Single by Tyler Childers

from the album Rustin' in the Rain
- Released: July 27, 2023
- Genre: Country
- Length: 3:46
- Label: Hickman Holler/RCA Nashville
- Songwriters: Tyler Childers; Geno Seale;
- Producers: Tyler Childers; The Food Stamps;

Tyler Childers singles chronology
| "All Your'n" (2019) | "In Your Love" (2023) | "Nose on the Grindstone" (2025) |

= In Your Love =

2023 song by Tyler Childers

"In Your Love" is a song written, recorded, and produced by American country music singer Tyler Childers. The song is the lead single to Childers' album Rustin' in the Rain. Upon release, "In Your Love" received media attention for its music video, depicting a relationship between two gay coal miners in the 1950s. The song received nominations at the 66th Annual Grammy Awards for Best Country Solo Performance, Best Country Song, and Best Music Video.

==Content==
Tyler Childers wrote the song "In Your Love" in 2023 with Geno Seale. It is the first single from Childers's album Rustin' in the Rain, released on September 8.

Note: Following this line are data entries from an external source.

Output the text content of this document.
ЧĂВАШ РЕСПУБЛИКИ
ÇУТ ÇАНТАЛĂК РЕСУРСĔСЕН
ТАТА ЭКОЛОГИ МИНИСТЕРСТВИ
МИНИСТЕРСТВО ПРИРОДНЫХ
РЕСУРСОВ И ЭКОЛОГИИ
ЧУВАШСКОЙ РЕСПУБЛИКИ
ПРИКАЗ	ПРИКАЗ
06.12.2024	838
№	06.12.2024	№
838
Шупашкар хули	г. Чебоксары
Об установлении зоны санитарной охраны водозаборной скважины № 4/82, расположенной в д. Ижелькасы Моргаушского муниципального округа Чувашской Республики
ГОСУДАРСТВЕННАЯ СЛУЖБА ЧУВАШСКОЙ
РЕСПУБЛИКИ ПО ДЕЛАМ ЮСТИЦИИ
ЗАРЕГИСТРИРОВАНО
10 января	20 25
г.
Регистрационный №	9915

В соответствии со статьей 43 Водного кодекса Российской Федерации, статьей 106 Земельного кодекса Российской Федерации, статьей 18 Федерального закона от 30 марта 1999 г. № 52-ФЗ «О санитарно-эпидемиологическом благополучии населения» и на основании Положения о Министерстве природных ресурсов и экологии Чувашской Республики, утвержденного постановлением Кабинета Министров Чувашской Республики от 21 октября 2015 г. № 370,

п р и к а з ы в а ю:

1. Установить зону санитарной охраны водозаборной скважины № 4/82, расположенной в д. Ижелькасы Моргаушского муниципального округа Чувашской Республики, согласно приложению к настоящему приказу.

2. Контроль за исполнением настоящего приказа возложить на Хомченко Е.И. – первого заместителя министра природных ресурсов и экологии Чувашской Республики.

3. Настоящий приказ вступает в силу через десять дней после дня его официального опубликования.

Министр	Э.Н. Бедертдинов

The song's corresponding music video was written by poet Silas House and directed by Bryan Schlam. This video received significant media attention upon release, due to it portraying a relationship between two gay male coal miners in 1950s Kentucky. Childers told National Public Radio (NPR) interviewer Ann Powers that he was inspired to include gay themes in the video because of a gay cousin whom he considered a musical mentor. Actors Colton Haynes and James Scully portray the couple in the video. The video features Haynes and Scully's characters developing a relationship before Scully's character dies of black lung disease at the end.

==Chart performance==
On the Billboard charts dated for August 12, 2023, "In Your Love" debuted at number seven on the Billboard Hot Country Songs chart and number 43 on the Hot 100. The song is Childers' highest peak on the former, and his first entry on the latter.

===Weekly charts===

Weekly chart performance for "In Your Love"
| Chart (2023–2024) | Peak position |
|---|---|
| Canada Hot 100 (Billboard) | 91 |
| Canada Country (Billboard) | 56 |
| Global 200 (Billboard) | 131 |
| US Billboard Hot 100 | 43 |
| US Country Airplay (Billboard) | 43 |
| US Hot Country Songs (Billboard) | 7 |
| US Rock & Alternative Airplay (Billboard) | 37 |

===Year-end charts===

2023 year-end chart performance for "In Your Love"
| Chart (2023) | Position |
|---|---|
| US Hot Country Songs (Billboard) | 66 |

2024 year-end chart performance for "In Your Love"
| Chart (2024) | Position |
|---|---|
| US Hot Country Songs (Billboard) | 57 |

==Certifications==

Certifications for "In Your Love"
| Region | Certification | Certified units/sales |
| United States (RIAA) | 2× Platinum | 2,000,000^{‡} |
^{‡} Sales+streaming figures based on certification alone.